Karar tasarısı AKPM Türkiye raportörleri Estonyalı Marianne Mikko ve Norveçli Ingebjorg Godskesen tarafından hazırlandı.
Dün toplanan denetim komitesinde ele alınan raporda, Türkiye geçen yılki darbe girişiminden sonra ilan edilen ve üç kez uzatılan OHAL kapsamında alınan kararlar ve uygulamalar eleştirilmiş, Türkiye'de demokratik kurumların işleyişinin bozulduğu belirtilmişti.
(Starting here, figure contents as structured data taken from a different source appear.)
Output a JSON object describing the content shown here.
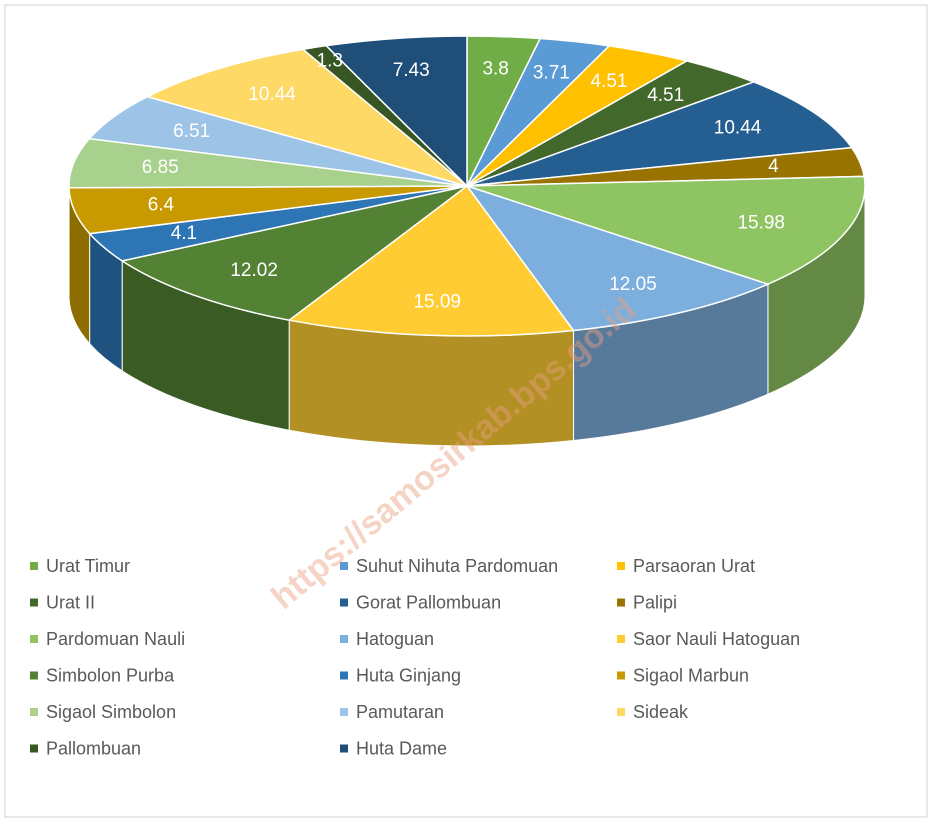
{
  "chart_data": {
    "type": "pie",
    "categories": [
      "Urat Timur",
      "Suhut Nihuta Pardomuan",
      "Parsaoran Urat",
      "Urat II",
      "Gorat Pallombuan",
      "Palipi",
      "Pardomuan Nauli",
      "Hatoguan",
      "Saor Nauli Hatoguan",
      "Simbolon Purba",
      "Huta Ginjang",
      "Sigaol Marbun",
      "Sigaol Simbolon",
      "Pamutaran",
      "Sideak",
      "Pallombuan",
      "Huta Dame"
    ],
    "values": [
      3.8,
      3.71,
      4.51,
      4.51,
      10.44,
      4,
      15.98,
      12.05,
      15.09,
      12.02,
      4.1,
      6.4,
      6.85,
      6.51,
      10.44,
      1.3,
      7.43
    ],
    "colors": [
      "#70ad47",
      "#5b9bd5",
      "#ffc000",
      "#43682b",
      "#255e91",
      "#997300",
      "#8fc463",
      "#7cafdd",
      "#ffcd33",
      "#548235",
      "#2e75b6",
      "#c99a00",
      "#a9d18e",
      "#9dc3e6",
      "#ffd966",
      "#375623",
      "#1f4e79"
    ],
    "legend": "bottom",
    "watermark": "https://samosirkab.bps.go.id"
  }
}
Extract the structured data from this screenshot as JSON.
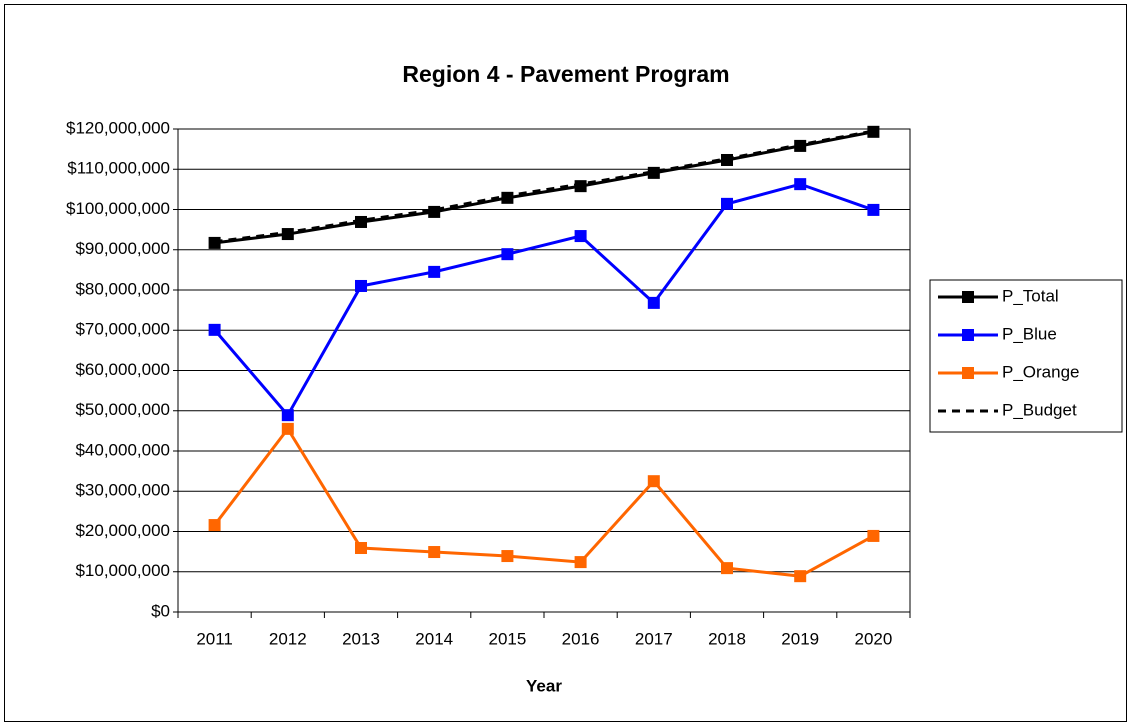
{
  "chart_data": {
    "type": "line",
    "title": "Region 4 - Pavement Program",
    "xlabel": "Year",
    "categories": [
      "2011",
      "2012",
      "2013",
      "2014",
      "2015",
      "2016",
      "2017",
      "2018",
      "2019",
      "2020"
    ],
    "series": [
      {
        "name": "P_Total",
        "color": "#000000",
        "marker": true,
        "dashed": false,
        "values": [
          91700000,
          93900000,
          96900000,
          99400000,
          102900000,
          105800000,
          109100000,
          112300000,
          115800000,
          119300000
        ]
      },
      {
        "name": "P_Blue",
        "color": "#0000ff",
        "marker": true,
        "dashed": false,
        "values": [
          70100000,
          48900000,
          81000000,
          84500000,
          88900000,
          93400000,
          76800000,
          101400000,
          106300000,
          99900000
        ]
      },
      {
        "name": "P_Orange",
        "color": "#ff6600",
        "marker": true,
        "dashed": false,
        "values": [
          21600000,
          45500000,
          15900000,
          14900000,
          13900000,
          12400000,
          32500000,
          10900000,
          8900000,
          18900000
        ]
      },
      {
        "name": "P_Budget",
        "color": "#000000",
        "marker": false,
        "dashed": true,
        "values": [
          92000000,
          94300000,
          97300000,
          99900000,
          103400000,
          106300000,
          109400000,
          112600000,
          116100000,
          119500000
        ]
      }
    ],
    "ylim": [
      0,
      120000000
    ],
    "yticks": [
      {
        "value": 0,
        "label": "$0"
      },
      {
        "value": 10000000,
        "label": "$10,000,000"
      },
      {
        "value": 20000000,
        "label": "$20,000,000"
      },
      {
        "value": 30000000,
        "label": "$30,000,000"
      },
      {
        "value": 40000000,
        "label": "$40,000,000"
      },
      {
        "value": 50000000,
        "label": "$50,000,000"
      },
      {
        "value": 60000000,
        "label": "$60,000,000"
      },
      {
        "value": 70000000,
        "label": "$70,000,000"
      },
      {
        "value": 80000000,
        "label": "$80,000,000"
      },
      {
        "value": 90000000,
        "label": "$90,000,000"
      },
      {
        "value": 100000000,
        "label": "$100,000,000"
      },
      {
        "value": 110000000,
        "label": "$110,000,000"
      },
      {
        "value": 120000000,
        "label": "$120,000,000"
      }
    ],
    "grid": true,
    "legend": "right"
  }
}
Denetim Komitesi, Mart ayında yaptığı basın açıklamasında, 15 Temmuz darbe girişiminin ardından OHAL ilan edilmesiyle birlikte Türkiye'de "demokratik kurumların işleyişinde ciddi bozulmalar" olduğu gerekçesiyle denetim sürecine alınması çağrısı yapmıştı.
AKPM'NİN DENETLEME GÖREVİ
AKPM, 1990'lı yıllarda oluşturulan "denetim süreci" üye ülkelerde demokrasi, insan hakları ve hukukun üstünlüğü gibi Avrupa İnsan Hakları Sözleşmesi'nin (AİHS) temel değerlerini tesis etmeyi amaçlıyor ve uygulanmasını denetliyor. 1996'da bu sürece dahil edilen Türkiye, yapılan yapısal değişiklikler ve düzenlemeler sonrası 2004'te süreçten çıkarılarak "denetim sonrası izleme sürecine" dahil edilmişti. Türkiye, 1949 yılında kurucu üye olarak AK'ye dahil olmuştu.
ANKARA'DAN İLK TEPKİ: BU BİR SİYASİ OPERASYONDUR
Karara ilişkin Ankara'dan ilk açıklama Cumhurbaşkanlığı Başdanışmanı Bülent Gedikli'den geldi. Gedikli, "Bu bir siyasi operasyondur. Asıl denetime ihtiyacı olan AB ülkeleri" dedi.